Limitations & Future Work

  • Dependency on Encoders/Classifiers: Requires a classifier for probabilities and an encoder for feature space alignment; quality depends on the pre-trained representation (though sensitivity tests suggest relative robustness).
  • Class-independent Processing: POT is performed per class for balanced coverage, meaning inter-class geometric relations are not explicitly modeled, which may require adjustment for extremely imbalanced or fine-grained datasets.
  • Hyperparameter Sensitivity: \(\kappa, \gamma, \alpha, \beta\) require tuning. While the paper provides analysis, re-calibration might be needed when transferring to new datasets.
  • vs. D2C: D2C samples along a 1D difficulty axis, collapsing multi-modal structures. Ours uses OT in representation space to preserve both geometric and distributional structures.

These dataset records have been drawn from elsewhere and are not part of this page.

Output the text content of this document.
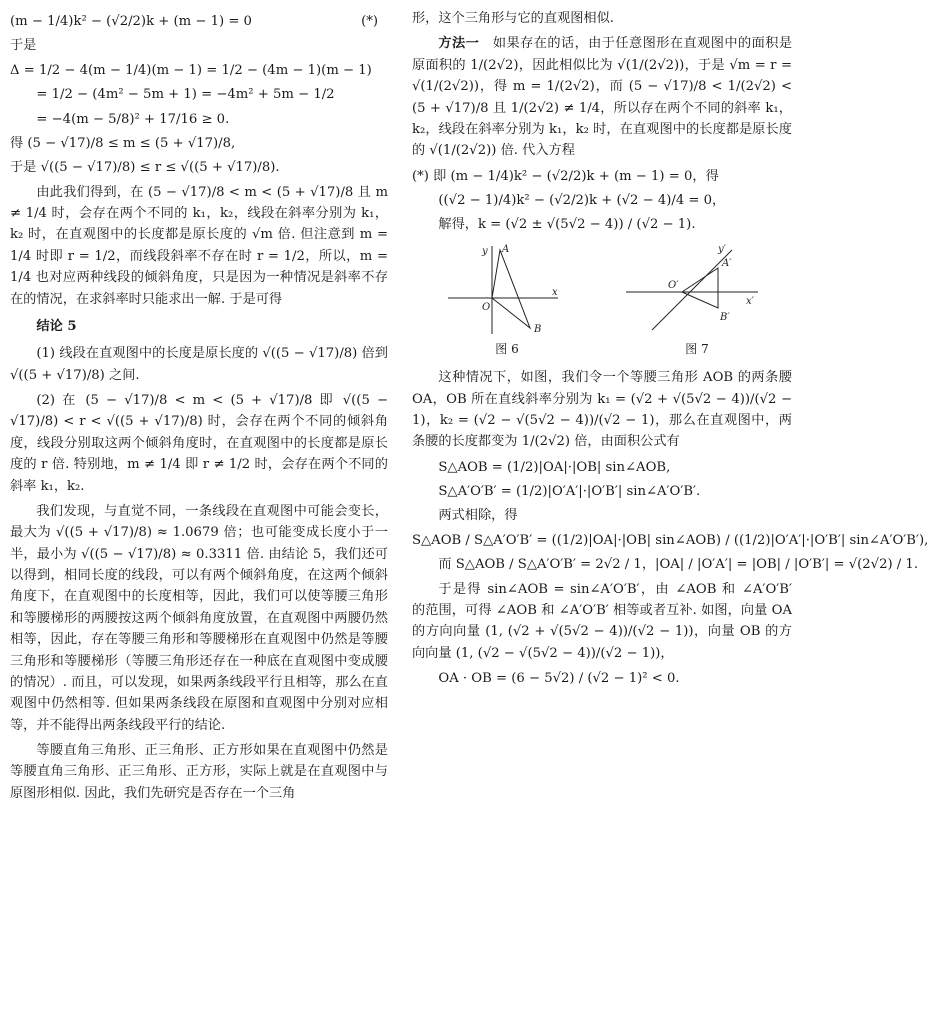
(m − 1/4)k² − (√2/2)k + (m − 1) = 0	(*)
于是
Δ = 1/2 − 4(m − 1/4)(m − 1) = 1/2 − (4m − 1)(m − 1)
= 1/2 − (4m² − 5m + 1) = −4m² + 5m − 1/2
= −4(m − 5/8)² + 17/16 ≥ 0.
得 (5 − √17)/8 ≤ m ≤ (5 + √17)/8,
于是 √((5 − √17)/8) ≤ r ≤ √((5 + √17)/8).

由此我们得到，在 (5 − √17)/8 < m < (5 + √17)/8 且 m ≠ 1/4 时，会存在两个不同的 k₁，k₂，线段在斜率分别为 k₁，k₂ 时，在直观图中的长度都是原长度的 √m 倍. 但注意到 m = 1/4 时即 r = 1/2，而线段斜率不存在时 r = 1/2，所以，m = 1/4 也对应两种线段的倾斜角度，只是因为一种情况是斜率不存在的情况，在求斜率时只能求出一解. 于是可得

结论 5

(1) 线段在直观图中的长度是原长度的 √((5 − √17)/8) 倍到 √((5 + √17)/8) 之间.

(2) 在 (5 − √17)/8 < m < (5 + √17)/8 即 √((5 − √17)/8) < r < √((5 + √17)/8) 时，会存在两个不同的倾斜角度，线段分别取这两个倾斜角度时，在直观图中的长度都是原长度的 r 倍. 特别地，m ≠ 1/4 即 r ≠ 1/2 时，会存在两个不同的斜率 k₁，k₂.

我们发现，与直觉不同，一条线段在直观图中可能会变长，最大为 √((5 + √17)/8) ≈ 1.0679 倍；也可能变成长度小于一半，最小为 √((5 − √17)/8) ≈ 0.3311 倍. 由结论 5，我们还可以得到，相同长度的线段，可以有两个倾斜角度，在这两个倾斜角度下，在直观图中的长度相等，因此，我们可以使等腰三角形和等腰梯形的两腰按这两个倾斜角度放置，在直观图中两腰仍然相等，因此，存在等腰三角形和等腰梯形在直观图中仍然是等腰三角形和等腰梯形（等腰三角形还存在一种底在直观图中变成腰的情况）. 而且，可以发现，如果两条线段平行且相等，那么在直观图中仍然相等. 但如果两条线段在原图和直观图中分别对应相等，并不能得出两条线段平行的结论.

等腰直角三角形、正三角形、正方形如果在直观图中仍然是等腰直角三角形、正三角形、正方形，实际上就是在直观图中与原图形相似. 因此，我们先研究是否存在一个三角

形，这个三角形与它的直观图相似.

方法一  如果存在的话，由于任意图形在直观图中的面积是原面积的 1/(2√2)，因此相似比为 √(1/(2√2))，于是 √m = r = √(1/(2√2))，得 m = 1/(2√2)，而 (5 − √17)/8 < 1/(2√2) < (5 + √17)/8 且 1/(2√2) ≠ 1/4，所以存在两个不同的斜率 k₁，k₂，线段在斜率分别为 k₁，k₂ 时，在直观图中的长度都是原长度的 √(1/(2√2)) 倍. 代入方程

(*) 即 (m − 1/4)k² − (√2/2)k + (m − 1) = 0，得
((√2 − 1)/4)k² − (√2/2)k + (√2 − 4)/4 = 0，
解得，k = (√2 ± √(5√2 − 4)) / (√2 − 1).
y
x
A
O
B
y′
x′
A′
O′
B′
图 6	图 7

这种情况下，如图，我们令一个等腰三角形 AOB 的两条腰 OA，OB 所在直线斜率分别为 k₁ = (√2 + √(5√2 − 4))/(√2 − 1)，k₂ = (√2 − √(5√2 − 4))/(√2 − 1)，那么在直观图中，两条腰的长度都变为 1/(2√2) 倍，由面积公式有

S△AOB = (1/2)|OA|·|OB| sin∠AOB,
S△A′O′B′ = (1/2)|O′A′|·|O′B′| sin∠A′O′B′.
两式相除，得
S△AOB / S△A′O′B′ = ((1/2)|OA|·|OB| sin∠AOB) / ((1/2)|O′A′|·|O′B′| sin∠A′O′B′),
而 S△AOB / S△A′O′B′ = 2√2 / 1，|OA| / |O′A′| = |OB| / |O′B′| = √(2√2) / 1.

于是得 sin∠AOB = sin∠A′O′B′，由 ∠AOB 和 ∠A′O′B′ 的范围，可得 ∠AOB 和 ∠A′O′B′ 相等或者互补. 如图，向量 OA 的方向向量 (1, (√2 + √(5√2 − 4))/(√2 − 1))，向量 OB 的方向向量 (1, (√2 − √(5√2 − 4))/(√2 − 1))，

OA · OB = (6 − 5√2) / (√2 − 1)² < 0.
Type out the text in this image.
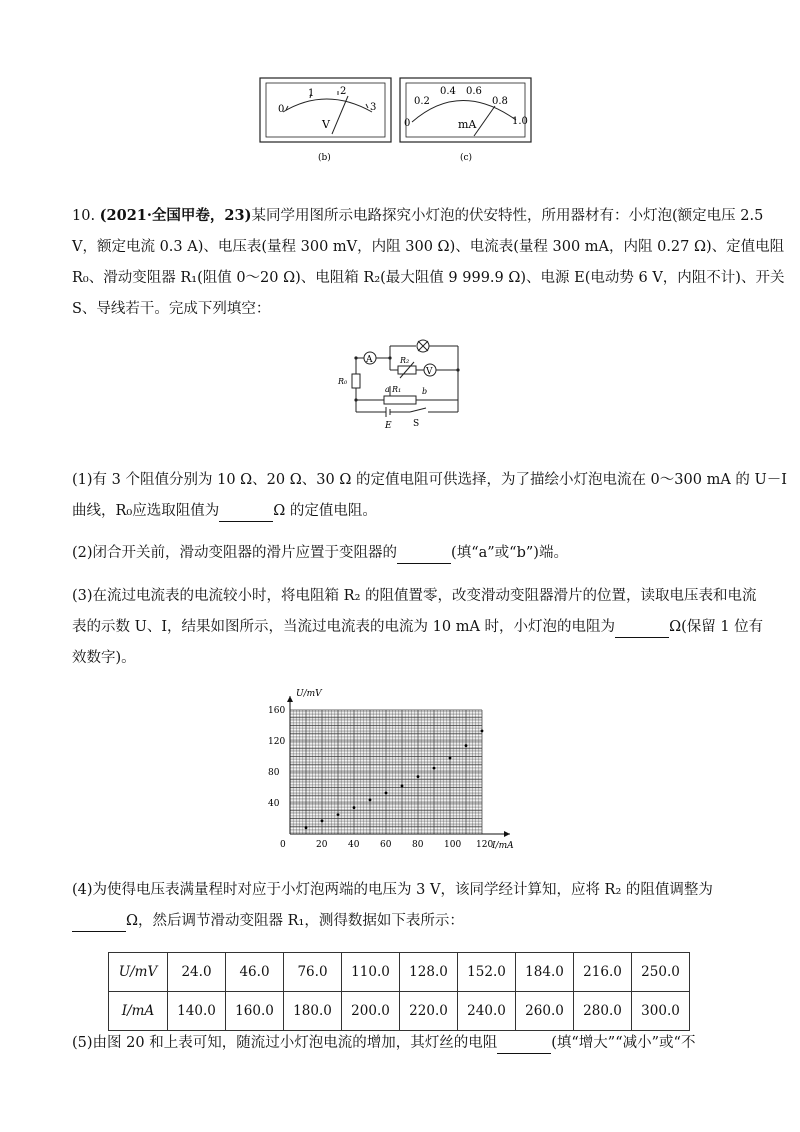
0
1	2
3
V
(b)
0
0.2
0.4 0.6
0.8
1.0
mA
(c)
10. (2021·全国甲卷，23)某同学用图所示电路探究小灯泡的伏安特性，所用器材有：小灯泡(额定电压 2.5
V，额定电流 0.3 A)、电压表(量程 300 mV，内阻 300 Ω)、电流表(量程 300 mA，内阻 0.27 Ω)、定值电阻
R₀、滑动变阻器 R₁(阻值 0～20 Ω)、电阻箱 R₂(最大阻值 9 999.9 Ω)、电源 E(电动势 6 V，内阻不计)、开关
S、导线若干。完成下列填空：
A
V
R₀
R₂
a R₁	b
E S
(1)有 3 个阻值分别为 10 Ω、20 Ω、30 Ω 的定值电阻可供选择，为了描绘小灯泡电流在 0～300 mA 的 U－I
曲线，R₀应选取阻值为	Ω 的定值电阻。
(2)闭合开关前，滑动变阻器的滑片应置于变阻器的	(填“a”或“b”)端。
(3)在流过电流表的电流较小时，将电阻箱 R₂ 的阻值置零，改变滑动变阻器滑片的位置，读取电压表和电流
表的示数 U、I，结果如图所示，当流过电流表的电流为 10 mA 时，小灯泡的电阻为	Ω(保留 1 位有
效数字)。
0	20 40 60 80 100 120
40
80
120
160
I/mA
U/mV
(4)为使得电压表满量程时对应于小灯泡两端的电压为 3 V，该同学经计算知，应将 R₂ 的阻值调整为
Ω，然后调节滑动变阻器 R₁，测得数据如下表所示：
U/mV	24.0	46.0	76.0	110.0	128.0	152.0	184.0	216.0	250.0
I/mA	140.0	160.0	180.0	200.0	220.0	240.0	260.0	280.0	300.0
(5)由图 20 和上表可知，随流过小灯泡电流的增加，其灯丝的电阻	(填“增大”“减小”或“不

  • vs. Synthetic Condensation: Synthetic methods optimize in pixel space, suffering from high variance and mode collapse. Ours selects real images, preserving high-fidelity structures crucial for diffusion.
  • vs. Classic Selection (K-Center/Herding/CCS/DQ): These use fixed criteria—K-Center favors outliers, Herding overfits the global mean, and DQ's binning collapses internal geometry. Ours explicitly optimizes a distribution alignment target aligned with training goals.

Rating

  • Novelty: ⭐⭐⭐⭐ Reframing diffusion condensation as geometry-aware alignment via one-sided POT is a novel perspective.

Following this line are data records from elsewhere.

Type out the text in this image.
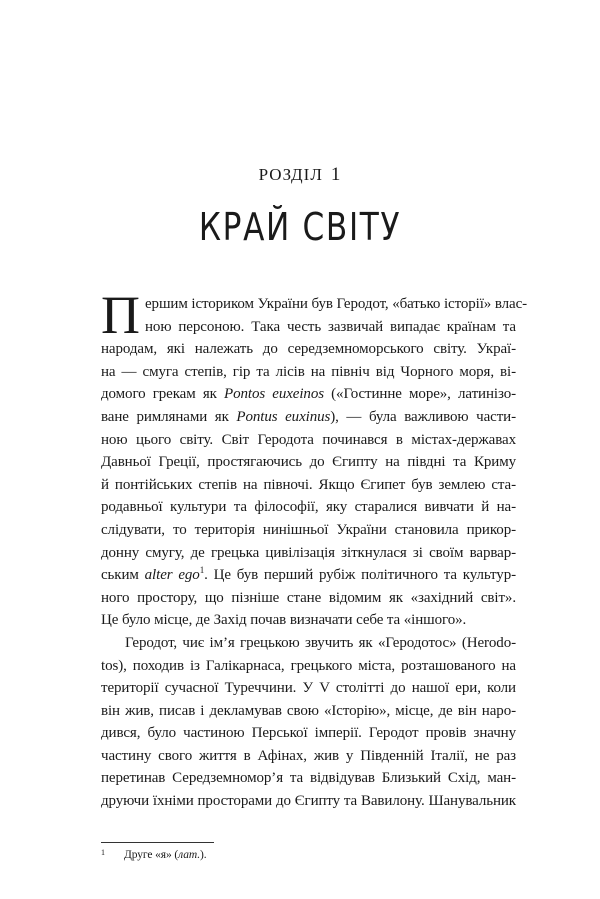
РОЗДІЛ 1
КРАЙ СВІТУ
П ершим істориком України був Геродот, «батько історії» влас-
ною персоною. Така честь зазвичай випадає країнам та
народам, які належать до середземноморського світу. Украї-
на — смуга степів, гір та лісів на північ від Чорного моря, ві-
домого грекам як Pontos euxeinos («Гостинне море», латинізо-
ване римлянами як Pontus euxinus), — була важливою части-
ною цього світу. Світ Геродота починався в містах-державах
Давньої Греції, простягаючись до Єгипту на півдні та Криму
й понтійських степів на півночі. Якщо Єгипет був землею ста-
родавньої культури та філософії, яку старалися вивчати й на-
слідувати, то територія нинішньої України становила прикор-
донну смугу, де грецька цивілізація зіткнулася зі своїм варвар-
ським alter ego1. Це був перший рубіж політичного та культур-
ного простору, що пізніше стане відомим як «західний світ».
Це було місце, де Захід почав визначати себе та «іншого».
Геродот, чиє ім’я грецькою звучить як «Геродотос» (Herodo-
tos), походив із Галікарнаса, грецького міста, розташованого на
території сучасної Туреччини. У V столітті до нашої ери, коли
він жив, писав і декламував свою «Історію», місце, де він наро-
дився, було частиною Перської імперії. Геродот провів значну
частину свого життя в Афінах, жив у Південній Італії, не раз
перетинав Середземномор’я та відвідував Близький Схід, ман-
друючи їхніми просторами до Єгипту та Вавилону. Шанувальник
1 Друге «я» (лат.).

  • Experimental Thoroughness: ⭐⭐⭐⭐⭐ Comprehensive across budgets, resolutions, variants, and detailed ablations.
  • Writing Quality: ⭐⭐⭐⭐ Clear motivation and complete formulations, though OT derivations may be dense for some readers.
  • Value: ⭐⭐⭐⭐ Significantly reduces FID with only 0.8% data, practical for resource-constrained diffusion training.